The system is an AmpereOne 128 cores, I configured it in quadrant mode.

numactl --cpunodebind=0 --membind=0 llama-bench -m ~/.cache/llama.cpp/unsloth_Qwen3.5-35B-A3B-GGUF_Qwen3.5-35B-A3B-UD-Q4_K_XL.gguf -p 2048 -n 256 -r 3 -t 32

model size params backend threads test t/s
qwen35moe ?B Q4_K - Medium 18.32 GiB 34.66 B CPU 32 pp2048 104.65 ± 0.02
qwen35moe ?B Q4_K - Medium 18.32 GiB 34.66 B CPU 32 tg256 9.05 ± 0.00
1 Like

Some updates from the latest and greatest llama.cpp ( including the turboquant branches)

numactl --cpunodebind=0 --membind=0 llama-bench -p 2048 -n 256 -r 3 -t 32 -hf mudler/Qwen3.6-35B-A3B-APEX-GGUF

model size params backend threads test t/s
qwen35moe 35B.A3B Q5_K - Medium 23.85 GiB 34.66 B CPU 32 pp2048 130.84 ± 0.07
qwen35moe 35B.A3B Q5_K - Medium 23.85 GiB 34.66 B CPU 32 tg256 15.55 ± 0.03
1 Like

@lu_zero Great.
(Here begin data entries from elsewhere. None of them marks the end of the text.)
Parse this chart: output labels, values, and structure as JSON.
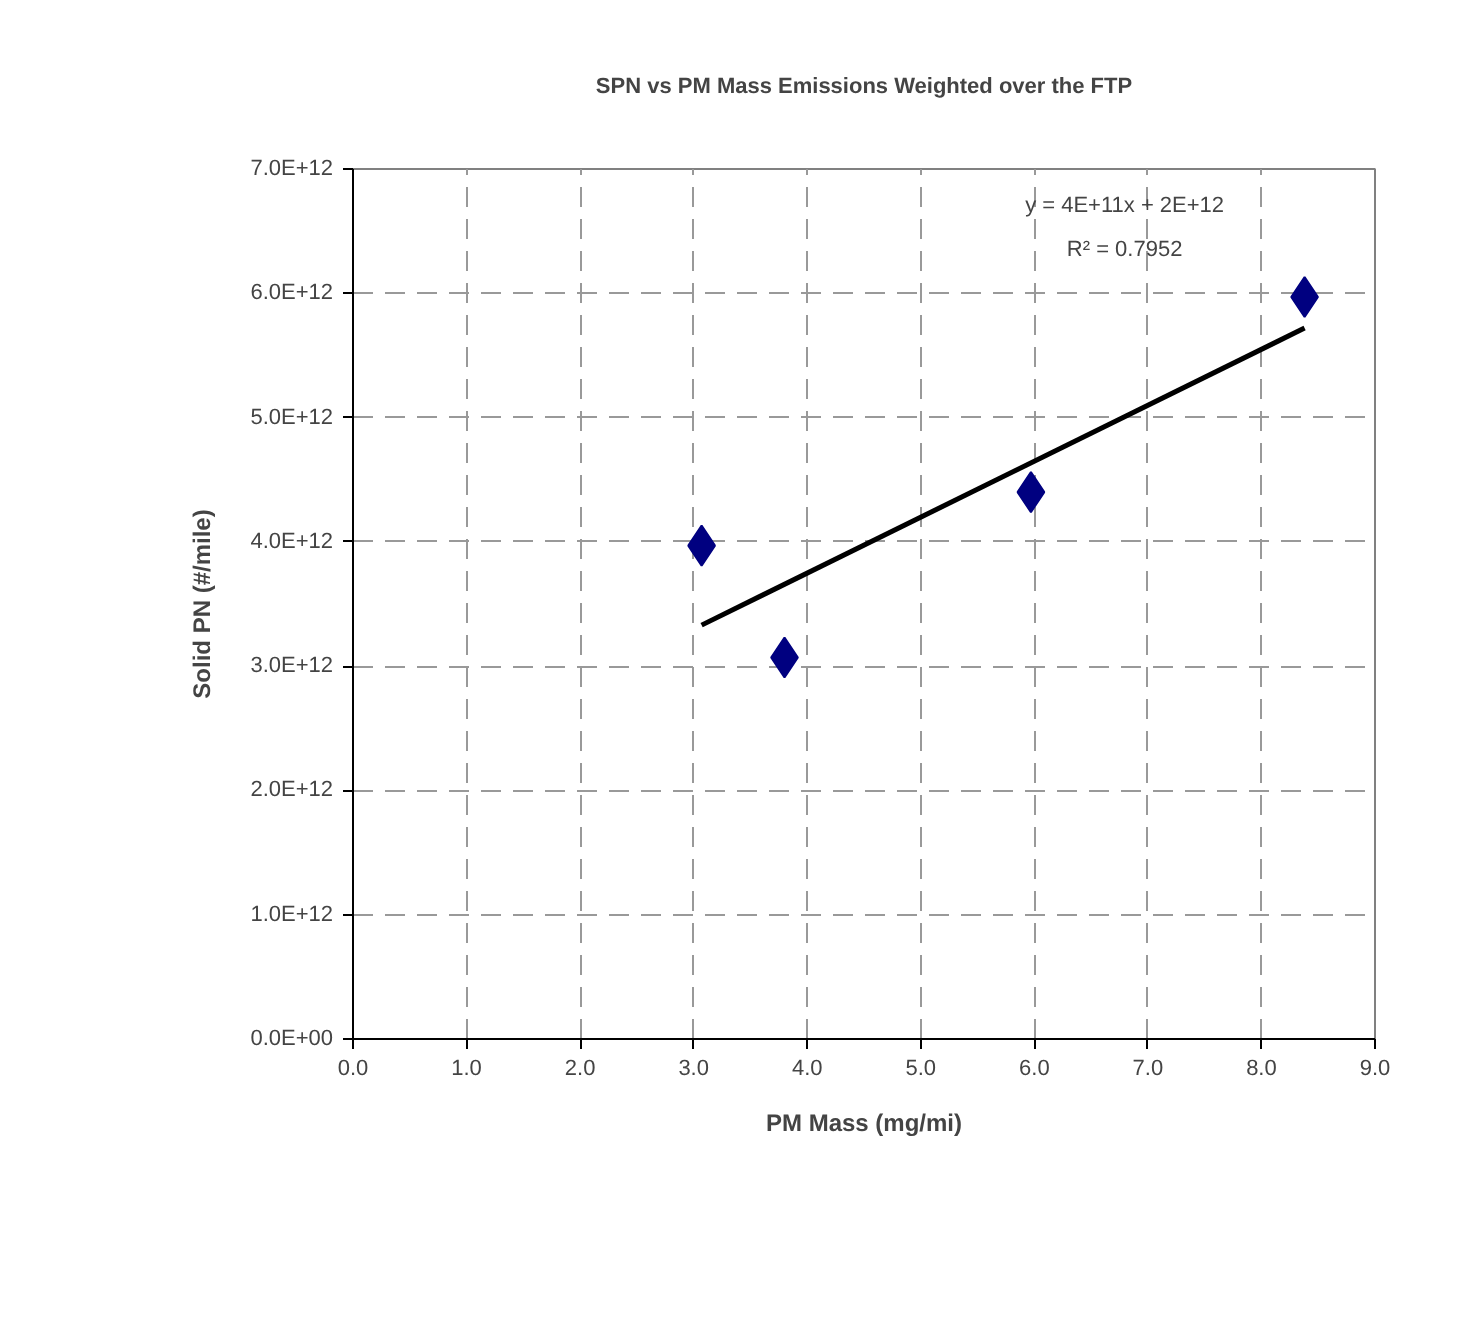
{
  "chart_data": {
    "type": "scatter",
    "title": "SPN vs PM Mass Emissions Weighted over the FTP",
    "xlabel": "PM Mass (mg/mi)",
    "ylabel": "Solid PN (#/mile)",
    "series": [
      {
        "color": "#000080",
        "marker": "diamond",
        "x": [
          3.07,
          3.8,
          5.97,
          8.38
        ],
        "values": [
          3970000000000.0,
          3070000000000.0,
          4400000000000.0,
          5970000000000.0
        ]
      },
      {
        "type": "line",
        "color": "#000000",
        "marker": "none",
        "x": [
          3.07,
          8.38
        ],
        "values": [
          3330000000000.0,
          5720000000000.0
        ]
      }
    ],
    "annotations": [
      "y = 4E+11x + 2E+12",
      "R² = 0.7952"
    ],
    "xlim": [
      0,
      9
    ],
    "ylim": [
      0,
      7000000000000.0
    ],
    "xticks": [
      {
        "value": 0,
        "label": "0.0"
      },
      {
        "value": 1,
        "label": "1.0"
      },
      {
        "value": 2,
        "label": "2.0"
      },
      {
        "value": 3,
        "label": "3.0"
      },
      {
        "value": 4,
        "label": "4.0"
      },
      {
        "value": 5,
        "label": "5.0"
      },
      {
        "value": 6,
        "label": "6.0"
      },
      {
        "value": 7,
        "label": "7.0"
      },
      {
        "value": 8,
        "label": "8.0"
      },
      {
        "value": 9,
        "label": "9.0"
      }
    ],
    "yticks": [
      {
        "value": 0,
        "label": "0.0E+00"
      },
      {
        "value": 1000000000000.0,
        "label": "1.0E+12"
      },
      {
        "value": 2000000000000.0,
        "label": "2.0E+12"
      },
      {
        "value": 3000000000000.0,
        "label": "3.0E+12"
      },
      {
        "value": 4000000000000.0,
        "label": "4.0E+12"
      },
      {
        "value": 5000000000000.0,
        "label": "5.0E+12"
      },
      {
        "value": 6000000000000.0,
        "label": "6.0E+12"
      },
      {
        "value": 7000000000000.0,
        "label": "7.0E+12"
      }
    ],
    "grid": true
  }
}
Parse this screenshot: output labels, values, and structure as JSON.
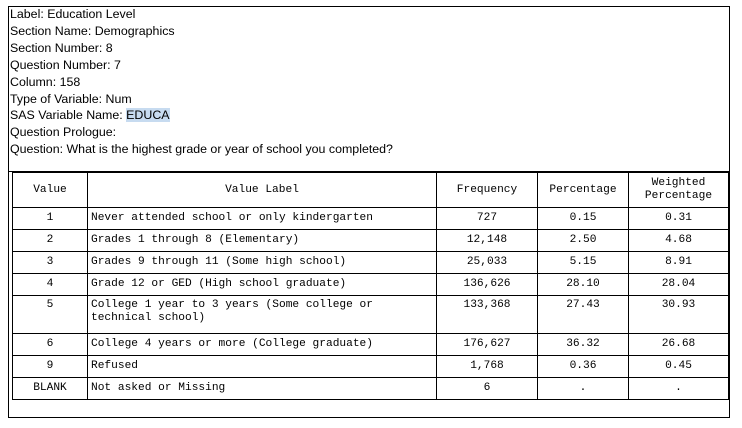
{
  "meta": {
    "label": "Label: Education Level",
    "section_name": "Section Name: Demographics",
    "section_number": "Section Number: 8",
    "question_number": "Question Number: 7",
    "column": "Column: 158",
    "type_of_variable": "Type of Variable: Num",
    "sas_prefix": "SAS Variable Name: ",
    "sas_name": "EDUCA",
    "question_prologue": "Question Prologue:",
    "question": "Question:  What is the highest grade or year of school you completed?"
  },
  "table": {
    "headers": {
      "value": "Value",
      "value_label": "Value Label",
      "frequency": "Frequency",
      "percentage": "Percentage",
      "weighted_line1": "Weighted",
      "weighted_line2": "Percentage"
    },
    "rows": [
      {
        "value": "1",
        "label": "Never attended school or only kindergarten",
        "frequency": "727",
        "percentage": "0.15",
        "weighted": "0.31"
      },
      {
        "value": "2",
        "label": "Grades 1 through 8 (Elementary)",
        "frequency": "12,148",
        "percentage": "2.50",
        "weighted": "4.68"
      },
      {
        "value": "3",
        "label": "Grades 9 through 11 (Some high school)",
        "frequency": "25,033",
        "percentage": "5.15",
        "weighted": "8.91"
      },
      {
        "value": "4",
        "label": "Grade 12 or GED (High school graduate)",
        "frequency": "136,626",
        "percentage": "28.10",
        "weighted": "28.04"
      },
      {
        "value": "5",
        "label": "College 1 year to 3 years (Some college or technical school)",
        "frequency": "133,368",
        "percentage": "27.43",
        "weighted": "30.93"
      },
      {
        "value": "6",
        "label": "College 4 years or more (College graduate)",
        "frequency": "176,627",
        "percentage": "36.32",
        "weighted": "26.68"
      },
      {
        "value": "9",
        "label": "Refused",
        "frequency": "1,768",
        "percentage": "0.36",
        "weighted": "0.45"
      },
      {
        "value": "BLANK",
        "label": "Not asked or Missing",
        "frequency": "6",
        "percentage": ".",
        "weighted": "."
      }
    ]
  }
}
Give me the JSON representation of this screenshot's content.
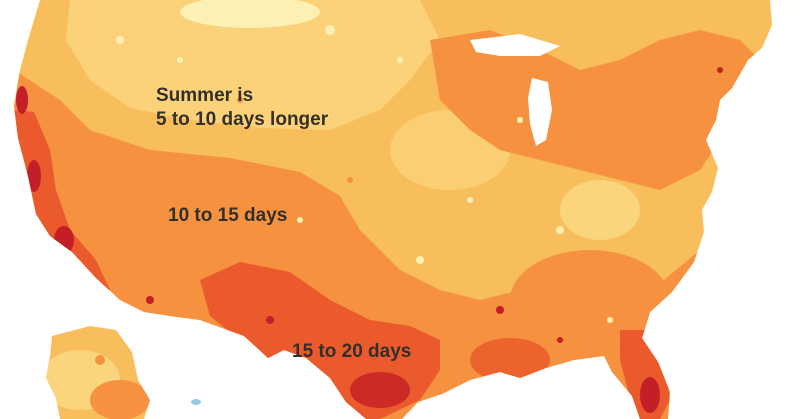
{
  "map": {
    "colors": {
      "background": "#ffffff",
      "base": "#f9be5c",
      "light": "#fbd57e",
      "lightest": "#fdf0b4",
      "mid": "#f5913f",
      "strong": "#ea5a2c",
      "darkest": "#c41e27",
      "water": "#9ac9e3",
      "label_text": "#33302a"
    },
    "labels": {
      "band_5_10_line1": "Summer is",
      "band_5_10_line2": "5 to 10 days longer",
      "band_10_15": "10 to 15 days",
      "band_15_20": "15 to 20 days"
    }
  }
}
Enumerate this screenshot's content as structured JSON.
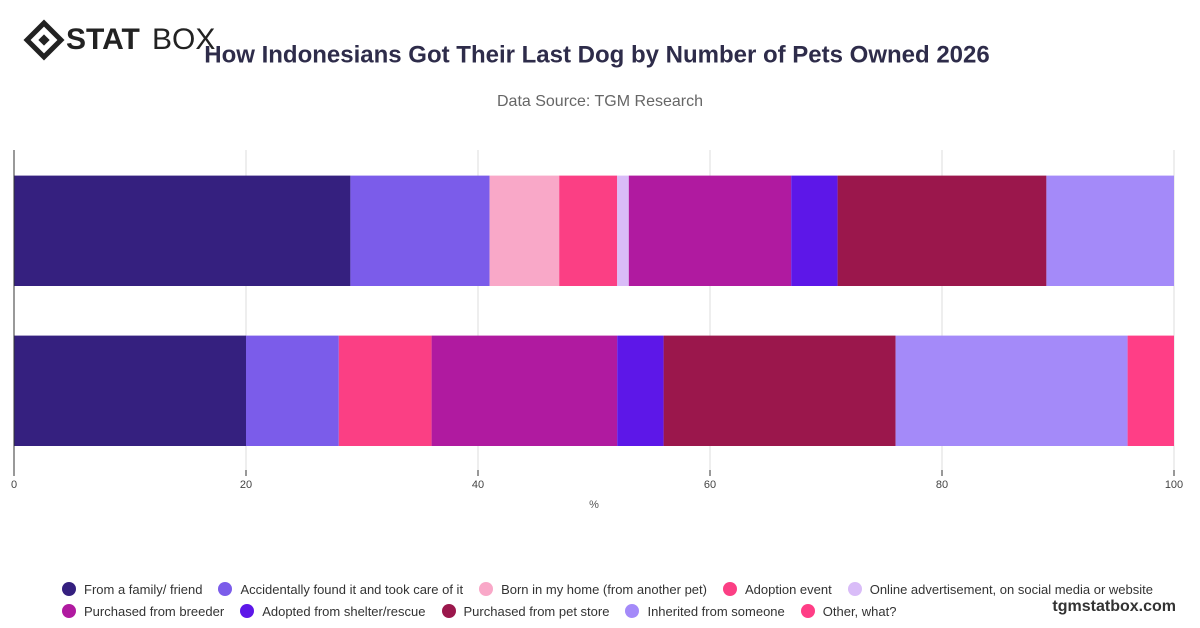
{
  "brand": {
    "bold": "STAT",
    "light": "BOX"
  },
  "footer": "tgmstatbox.com",
  "chart_data": {
    "type": "stacked-bar-horizontal",
    "title": "How Indonesians Got Their Last Dog by Number of Pets Owned 2026",
    "subtitle": "Data Source: TGM Research",
    "xlabel": "%",
    "categories": [
      null,
      null
    ],
    "xlim": [
      0,
      100
    ],
    "xticks": [
      0,
      20,
      40,
      60,
      80,
      100
    ],
    "grid": true,
    "series": [
      {
        "name": "From a family/ friend",
        "color": "#35207f",
        "values": [
          29,
          20
        ]
      },
      {
        "name": "Accidentally found it and took care of it",
        "color": "#7b5cea",
        "values": [
          12,
          8
        ]
      },
      {
        "name": "Born in my home (from another pet)",
        "color": "#f9a8c8",
        "values": [
          6,
          0
        ]
      },
      {
        "name": "Adoption event",
        "color": "#fb3f84",
        "values": [
          5,
          8
        ]
      },
      {
        "name": "Online advertisement, on social media or website",
        "color": "#d9bcf8",
        "values": [
          1,
          0
        ]
      },
      {
        "name": "Purchased from breeder",
        "color": "#b01aa0",
        "values": [
          14,
          16
        ]
      },
      {
        "name": "Adopted from shelter/rescue",
        "color": "#5d17e8",
        "values": [
          4,
          4
        ]
      },
      {
        "name": "Purchased from pet store",
        "color": "#9b174c",
        "values": [
          18,
          20
        ]
      },
      {
        "name": "Inherited from someone",
        "color": "#a48af9",
        "values": [
          11,
          20
        ]
      },
      {
        "name": "Other, what?",
        "color": "#ff3e86",
        "values": [
          0,
          4
        ]
      }
    ]
  }
}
You can also take a look at this one for further optimization :smiley:

I have also tested multi GPU interence between a Ampere server with Mellanox ConnectX-4 NIC and a Asus GX10. You can try this approch if you have many CPU only machines.

1 Like

Once I have enough time I’ll have to experiment with tenstorrent blackhole x AmpereOne hybrid approaches. If you consider interesting I can post some quick benchmarks on their default sets.